Alaine wants to be a journalist like her mother. Minister of Communications might seem like the opposite of journalism, but it's still writing.
Celeste takes apart a pundit's weirdo claim about the 2010 earthquake being somehow the result of voodoo, "So the countries behind hideous atrocities like colonizing occupied lands and raping and murdering their inhabitants and enslaving millions of people...what has been their retribution?" But that doesn't mean Dear Haiti is without vodou, that is painfully retributive.
Alaine (and the Moulite sisters) share some fun (the opposite of fun) facts about Haitian tourism, which Alaine's aunt Estelle is minister of: Haiti earns just $9 per cruise ship visitor to Labadie, its luxury beach, where tourists come to enjoy the white sand, and do not venture beyond the artificial environment created for them. The real Haiti is a more honest place, as Alaine notes about an exchange between her father Jules, and his childhood friend.
"Well if it isn't Ti Blanc!" he said, referring to my dad as a "white man" the way Haitians routinely did expats or their children.

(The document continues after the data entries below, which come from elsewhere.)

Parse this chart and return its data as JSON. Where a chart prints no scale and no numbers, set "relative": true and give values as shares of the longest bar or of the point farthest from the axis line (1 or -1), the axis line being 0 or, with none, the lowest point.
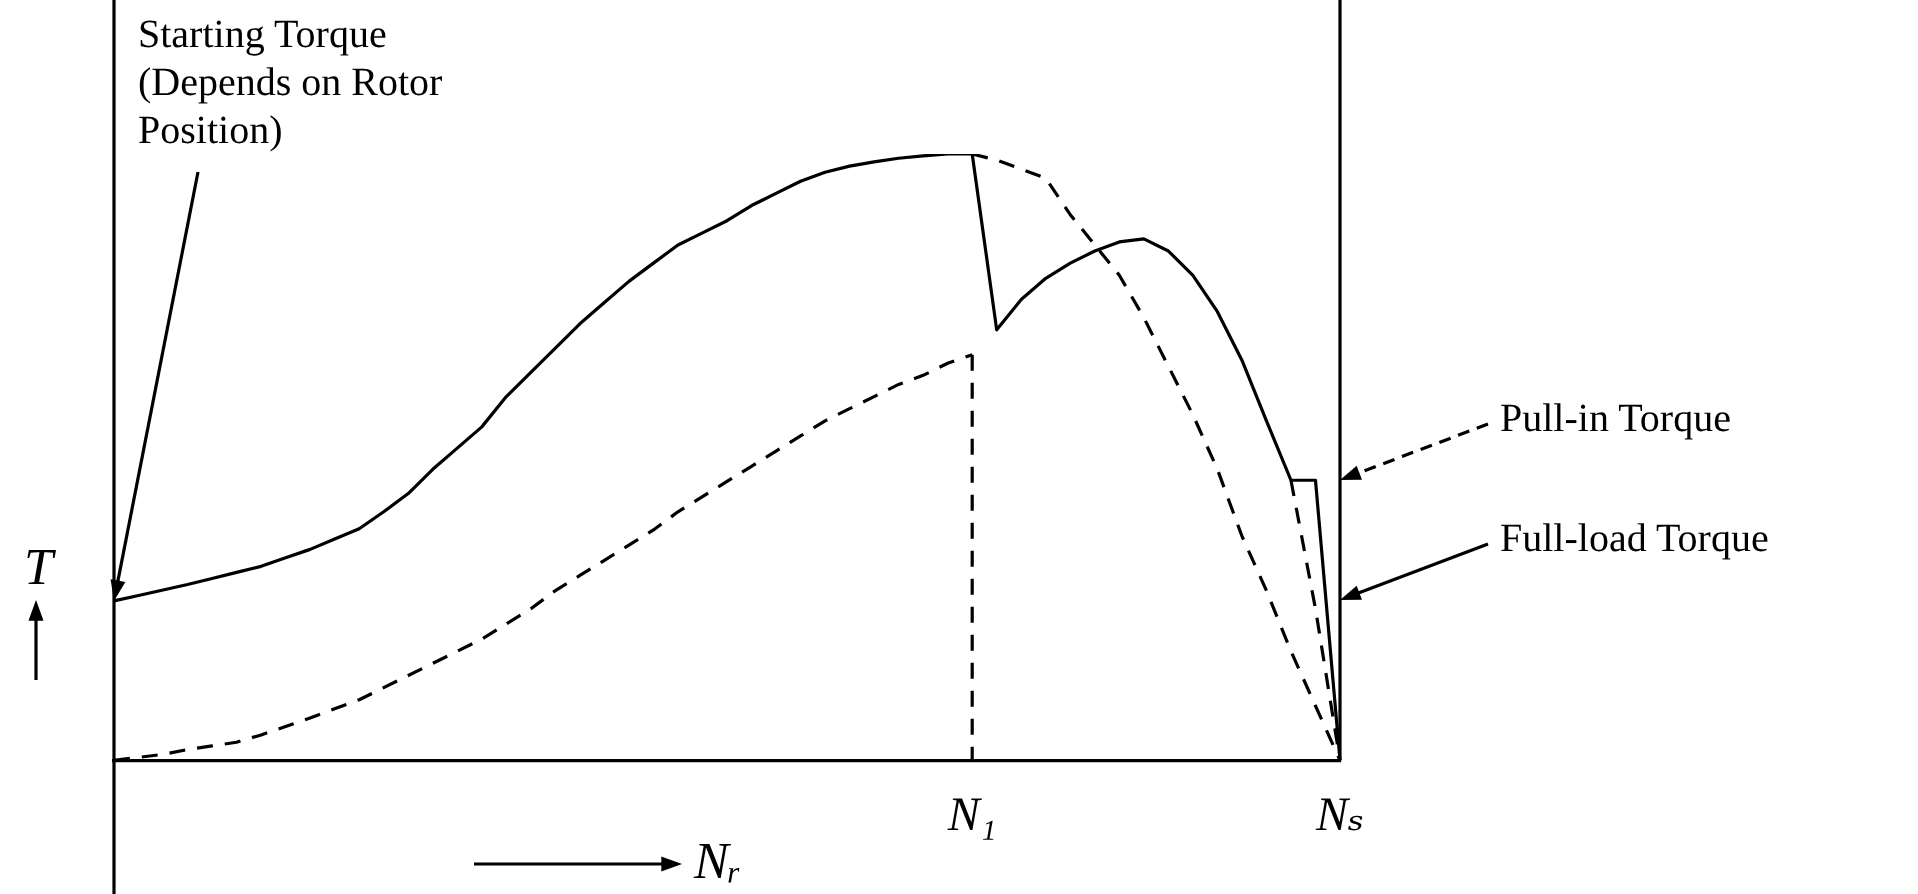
{
  "chart_data": {
    "type": "line",
    "relative": true,
    "xlabel": "Nᵣ",
    "ylabel": "T",
    "categories": [
      null,
      null,
      null,
      null,
      null,
      null,
      null,
      null,
      null,
      null,
      null,
      null,
      null,
      null,
      null,
      null,
      null,
      null,
      null,
      null,
      null,
      null,
      null,
      null,
      null,
      null,
      null,
      null,
      null,
      null,
      null,
      null,
      null,
      null,
      null,
      "N₁",
      null,
      null,
      null,
      null,
      null,
      null,
      null,
      null,
      null,
      null,
      null,
      null,
      null,
      null,
      "Nₛ"
    ],
    "grid": false,
    "legend": false,
    "marker": "none",
    "series": [
      {
        "color": "#000000",
        "line_style": "solid",
        "values": [
          0.263,
          0.272,
          0.281,
          0.29,
          0.3,
          0.31,
          0.32,
          0.334,
          0.348,
          0.365,
          0.382,
          0.41,
          0.44,
          0.48,
          0.515,
          0.55,
          0.6,
          0.64,
          0.68,
          0.72,
          0.755,
          0.79,
          0.82,
          0.85,
          0.87,
          0.89,
          0.915,
          0.935,
          0.955,
          0.97,
          0.98,
          0.987,
          0.993,
          0.997,
          1,
          1,
          0.71,
          0.76,
          0.795,
          0.82,
          0.84,
          0.855,
          0.86,
          0.84,
          0.8,
          0.74,
          0.66,
          0.56,
          0.462,
          0.462,
          0
        ]
      },
      {
        "color": "#000000",
        "line_style": "dashed",
        "values": [
          null,
          null,
          null,
          null,
          null,
          null,
          null,
          null,
          null,
          null,
          null,
          null,
          null,
          null,
          null,
          null,
          null,
          null,
          null,
          null,
          null,
          null,
          null,
          null,
          null,
          null,
          null,
          null,
          null,
          null,
          null,
          null,
          null,
          null,
          null,
          1,
          0.99,
          0.975,
          0.96,
          0.9,
          0.85,
          0.8,
          0.73,
          0.65,
          0.57,
          0.48,
          0.37,
          0.28,
          0.18,
          0.09,
          0
        ]
      },
      {
        "color": "#000000",
        "line_style": "dashed",
        "values": [
          0,
          0.005,
          0.01,
          0.018,
          0.024,
          0.03,
          0.042,
          0.056,
          0.07,
          0.085,
          0.1,
          0.12,
          0.14,
          0.16,
          0.18,
          0.2,
          0.225,
          0.25,
          0.28,
          0.305,
          0.33,
          0.355,
          0.38,
          0.41,
          0.435,
          0.46,
          0.485,
          0.51,
          0.535,
          0.56,
          0.58,
          0.6,
          0.62,
          0.635,
          0.655,
          0.669,
          null,
          null,
          null,
          null,
          null,
          null,
          null,
          null,
          null,
          null,
          null,
          null,
          null,
          null,
          null
        ]
      },
      {
        "color": "#000000",
        "line_style": "dashed",
        "values": [
          null,
          null,
          null,
          null,
          null,
          null,
          null,
          null,
          null,
          null,
          null,
          null,
          null,
          null,
          null,
          null,
          null,
          null,
          null,
          null,
          null,
          null,
          null,
          null,
          null,
          null,
          null,
          null,
          null,
          null,
          null,
          null,
          null,
          null,
          null,
          null,
          null,
          null,
          null,
          null,
          null,
          null,
          null,
          null,
          null,
          null,
          null,
          null,
          0.462,
          0.25,
          0
        ]
      }
    ],
    "ref_lines": [
      {
        "axis": "x",
        "value": "N₁",
        "color": "#000000",
        "line_style": "dashed"
      },
      {
        "axis": "x",
        "value": "Nₛ",
        "color": "#000000",
        "line_style": "solid"
      }
    ],
    "annotations": [
      "Starting Torque\n(Depends on Rotor\nPosition)",
      {
        "text": "Pull-in Torque",
        "x": "Nₛ",
        "y": 0.462
      },
      {
        "text": "Full-load Torque",
        "x": "Nₛ",
        "y": 0.263
      }
    ]
  }
}
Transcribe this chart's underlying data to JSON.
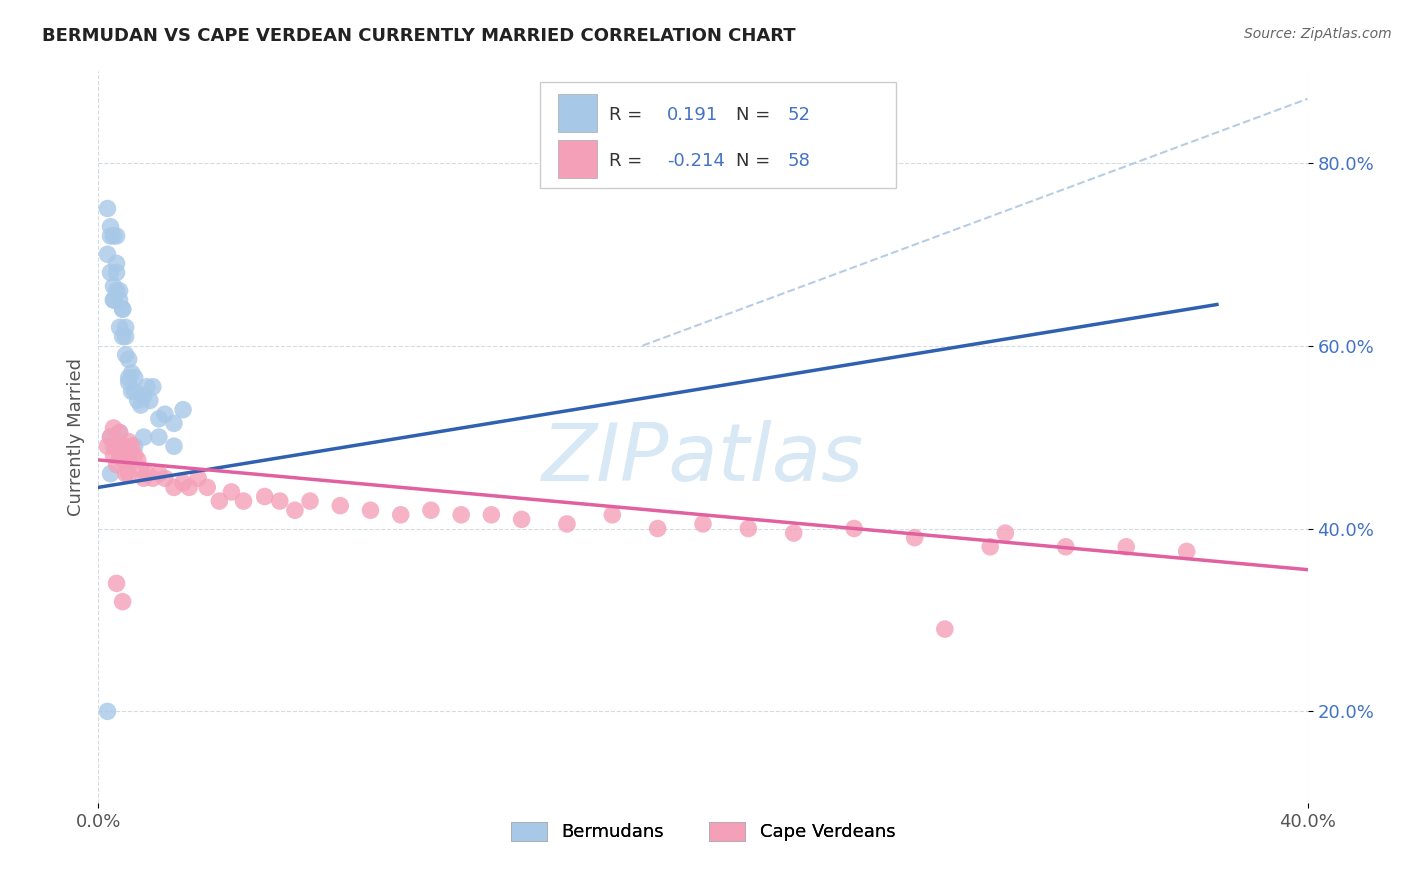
{
  "title": "BERMUDAN VS CAPE VERDEAN CURRENTLY MARRIED CORRELATION CHART",
  "source": "Source: ZipAtlas.com",
  "ylabel": "Currently Married",
  "xlim": [
    0.0,
    0.4
  ],
  "ylim": [
    0.1,
    0.9
  ],
  "x_tick_labels": [
    "0.0%",
    "40.0%"
  ],
  "x_ticks": [
    0.0,
    0.4
  ],
  "y_tick_labels": [
    "20.0%",
    "40.0%",
    "60.0%",
    "80.0%"
  ],
  "y_ticks": [
    0.2,
    0.4,
    0.6,
    0.8
  ],
  "color_blue": "#A8C8E8",
  "color_pink": "#F4A0B8",
  "line_blue": "#3060B0",
  "line_pink": "#E060A0",
  "line_dashed_color": "#B0C8E0",
  "background_color": "#FFFFFF",
  "grid_color": "#D0D8E0",
  "watermark_color": "#D8E8F4",
  "blue_line_x": [
    0.0,
    0.37
  ],
  "blue_line_y": [
    0.445,
    0.645
  ],
  "pink_line_x": [
    0.0,
    0.4
  ],
  "pink_line_y": [
    0.475,
    0.355
  ],
  "dash_line_x": [
    0.18,
    0.4
  ],
  "dash_line_y": [
    0.6,
    0.87
  ],
  "bermudans_x": [
    0.003,
    0.004,
    0.003,
    0.005,
    0.004,
    0.005,
    0.005,
    0.004,
    0.006,
    0.005,
    0.006,
    0.006,
    0.007,
    0.007,
    0.006,
    0.007,
    0.008,
    0.008,
    0.008,
    0.009,
    0.009,
    0.009,
    0.01,
    0.01,
    0.01,
    0.011,
    0.011,
    0.012,
    0.012,
    0.013,
    0.014,
    0.015,
    0.016,
    0.017,
    0.018,
    0.02,
    0.022,
    0.025,
    0.028,
    0.004,
    0.005,
    0.006,
    0.007,
    0.008,
    0.009,
    0.01,
    0.012,
    0.015,
    0.02,
    0.025,
    0.004,
    0.003
  ],
  "bermudans_y": [
    0.75,
    0.72,
    0.7,
    0.72,
    0.68,
    0.665,
    0.65,
    0.73,
    0.68,
    0.65,
    0.72,
    0.66,
    0.65,
    0.66,
    0.69,
    0.62,
    0.64,
    0.61,
    0.64,
    0.61,
    0.59,
    0.62,
    0.565,
    0.56,
    0.585,
    0.55,
    0.57,
    0.55,
    0.565,
    0.54,
    0.535,
    0.545,
    0.555,
    0.54,
    0.555,
    0.52,
    0.525,
    0.515,
    0.53,
    0.5,
    0.49,
    0.49,
    0.505,
    0.485,
    0.48,
    0.475,
    0.49,
    0.5,
    0.5,
    0.49,
    0.46,
    0.2
  ],
  "capeverdeans_x": [
    0.003,
    0.004,
    0.005,
    0.005,
    0.006,
    0.006,
    0.007,
    0.007,
    0.008,
    0.008,
    0.009,
    0.009,
    0.01,
    0.01,
    0.01,
    0.011,
    0.012,
    0.013,
    0.014,
    0.015,
    0.016,
    0.018,
    0.02,
    0.022,
    0.025,
    0.028,
    0.03,
    0.033,
    0.036,
    0.04,
    0.044,
    0.048,
    0.055,
    0.06,
    0.065,
    0.07,
    0.08,
    0.09,
    0.1,
    0.11,
    0.12,
    0.13,
    0.14,
    0.155,
    0.17,
    0.185,
    0.2,
    0.215,
    0.23,
    0.25,
    0.27,
    0.295,
    0.3,
    0.32,
    0.34,
    0.36,
    0.006,
    0.008,
    0.28
  ],
  "capeverdeans_y": [
    0.49,
    0.5,
    0.48,
    0.51,
    0.49,
    0.47,
    0.505,
    0.48,
    0.49,
    0.475,
    0.48,
    0.46,
    0.495,
    0.475,
    0.46,
    0.49,
    0.48,
    0.475,
    0.465,
    0.455,
    0.46,
    0.455,
    0.46,
    0.455,
    0.445,
    0.45,
    0.445,
    0.455,
    0.445,
    0.43,
    0.44,
    0.43,
    0.435,
    0.43,
    0.42,
    0.43,
    0.425,
    0.42,
    0.415,
    0.42,
    0.415,
    0.415,
    0.41,
    0.405,
    0.415,
    0.4,
    0.405,
    0.4,
    0.395,
    0.4,
    0.39,
    0.38,
    0.395,
    0.38,
    0.38,
    0.375,
    0.34,
    0.32,
    0.29
  ]
}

"Daniel. You have a beautiful family. How are you?" they clapped each other forcefully on the back."
"Not bad. Hungry--but what's new?" I always found it fascinating that Haitians were more likely to tell you the truth about their conditions. No "I'm fine" here, not when the children were so plainly thin."
Despite being about "the poorest nation in the Western hemisphere," as Haiti is repeatedly referred to, to the Beauparlant women's annoyance, Dear Haiti does lightness as well as handles its heavier material.